Em cerca de 10% dos pacientes, a partir do terceiro dia de doença, surge icterícia (olhos amarelados), que caracteriza os casos mais graves. Esses casos são mais comuns (90%) em adultos jovens do sexo masculino, e raros em crianças. Aparecem manifestações hemorrágicas (equimoses, sangramentos em nariz, gengivas e pulmões) e pode ocorrer funcionamento inadequado dos rins, o que causa diminuição do volume urinário e, às vezes, anúria total.
A leptospirose grave, que evolui com icterícia, diminuição do volume urinário e sangramentos, é semelhante à forma grave da febre amarela. A diferenciação pode ser feita com facilidade através de exames laboratoriais.
O tratamento da pessoa com leptospirose é feito fundamentalmente com hidratação. Não deve ser utilizado medicamentes para dor ou para febre que contenham ácido acetilsalicílico (AAS®, Aspirina®, Melhoral®, etc.), que podem aumentar o risco de sangramentos. Os anti-inflamatórios (Voltaren®, Profenid®, etc) também não devem ser utilizados pelo risco de efeitos colaterais, como hemorragia digestiva e reações alérgicas. Quando o diagnóstico é feito até o quarto dia de doença, devem ser empregados antibióticos (doxiciclina, penicilinas), uma vez que reduzem as chances de evolução para a forma grave. As pessoas com leptospirose sem icterícia podem ser tratadas no domicílio. As que desenvolvem meningite ou icterícia devem ser internadas. As formas graves da doença necessitam de tratamento intensivo e medidas terapêuticas como diálise peritonial para tratamento da insuficiência renal.
A prevenção é o melhor remédio!
Algumas medidas importantes que devem ser seguidas.
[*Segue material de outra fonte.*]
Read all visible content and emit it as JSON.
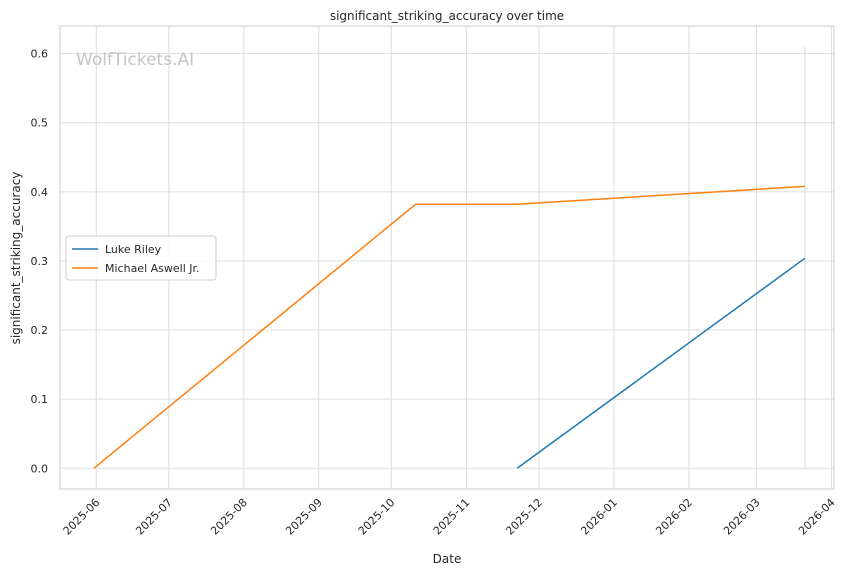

Evite o contato com água ou lama de enchentes ou esgotos. Impeça que crianças nadem ou brinquem nestes locais, que podem estar contaminados pela urina dos ratos. Após as águas baixarem, será necessário retirar a lama e desinfetar o local (sempre se protegendo). Pessoas que trabalham na limpeza de lama, entulho e esgoto devem usar botas e luvas de borracha para evitar o contato da pele com água e lama contaminadas (se isto não for possível, usar sacos plásticos duplos amarrados nas mãos e nos pés). Após as águas baixarem será necessário retirar a lama e desinfetar o local (sempre se protegendo). Deve-se lavar pisos, paredes e bancadas, desinfetando com água sanitária, na proporção de 2 xícaras das de chá (400 ml) desse produto para um balde de 20 litros de água, deixando agir por 15 minutos.
Fonte: ESTEVES, F.M.; GUERRA-NETO, G.; GIRIO, R.J. da S.; SILVA-VERGARA, M.L.; CARVALHO, A.C. de F.B. Detecção de anticorpos para Leptospira spp.em animais e funcionários do Zoológico Municipal de Uberaba, MG. Arquivos do Instituto Biológico, São Paulo, v.72, n.3, p.283-288, 2005.